8.8.4. ネットワークグラフ (2.0 プレビュー) でのベースライン違反に関するアラートの有効化
異常なネットワークフローを検出し、ベースラインにないトラフィックの違反をトリガーするように RHACS を設定できます。これは、ネットワークポリシーでトラフィックをブロックする前に、ネットワークに不要なトラフィックが含まれているかどうかを判断するのに役立ちます。
手順
- Namespace リストをクリックし、検索フィールドを使用して namespace を見つけるか、個々の namespace を選択します。
- Deployments リストをクリックし、検索フィールドを使用してデプロイメントを見つけるか、ネットワークグラフに表示する個々のデプロイメントを選択します。
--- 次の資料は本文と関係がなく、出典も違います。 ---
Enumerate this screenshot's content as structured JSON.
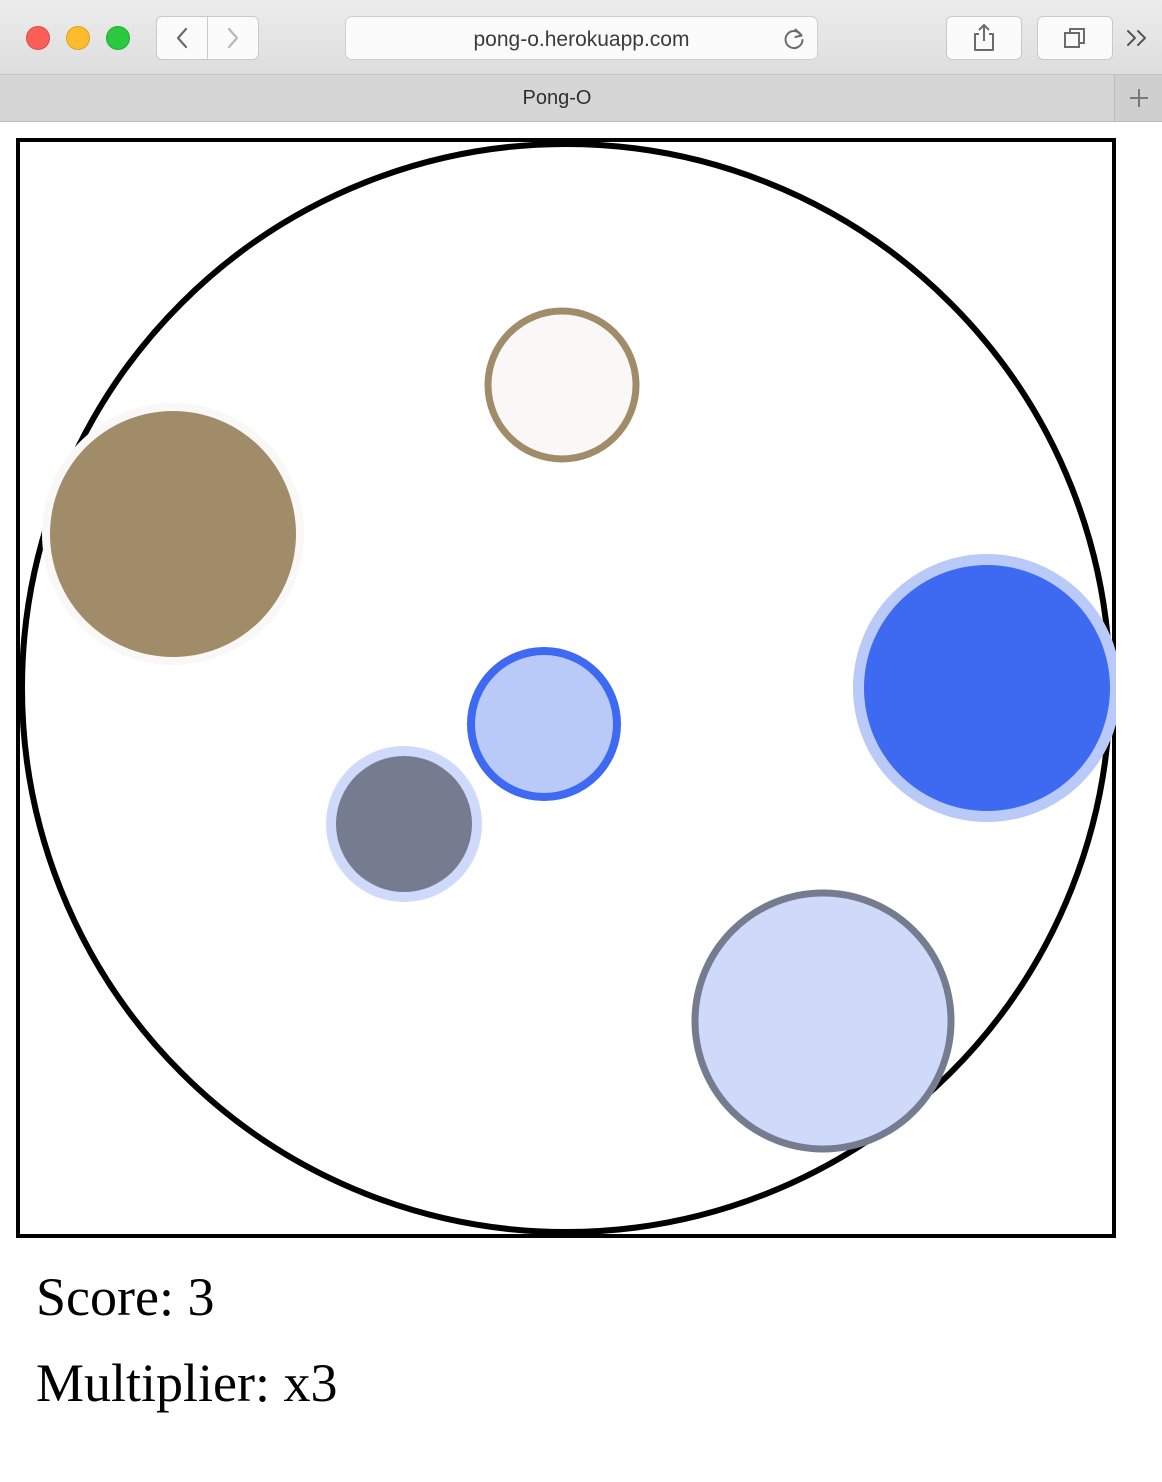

- ネットワークグラフでデプロイメントをクリックして情報パネルを表示します。
- Baseline タブでは、ベースラインフローを表示できます。filter by entity name フィールドを使用して、表示されるフローをさらに制限します。
Alert on baseline violations オプションを切り替えます。
- Alert on baseline violations オプションを切り替えると、異常なネットワークフローによって違反がトリガーされます。
- Alert on baseline violations オプションを再度切り替えると、異常なネットワークフローの違反の受信を停止できます。
8.8.5. ネットワークグラフ (1.0) でのベースライン違反に関するアラートの有効化
異常なネットワークフローを検出し、違反をトリガーするように RHACS を設定できます。
ベースライン違反のアラートを有効にするには、RHACS バージョン 3.0.56 以降が必要です。
手順
- ネットワークグラフで、デプロイメントを選択します。
- ネットワークフローの詳細パネルで Baseline Settings を選択します。
Alert on baseline violations オプションを切り替えます。
- Alert on baseline violations オプションを切り替えると、異常なネットワークフローによって違反がトリガーされます。
- Alert on baseline violations オプションを再度切り替えると、異常なネットワークフローの違反の受信を停止できます。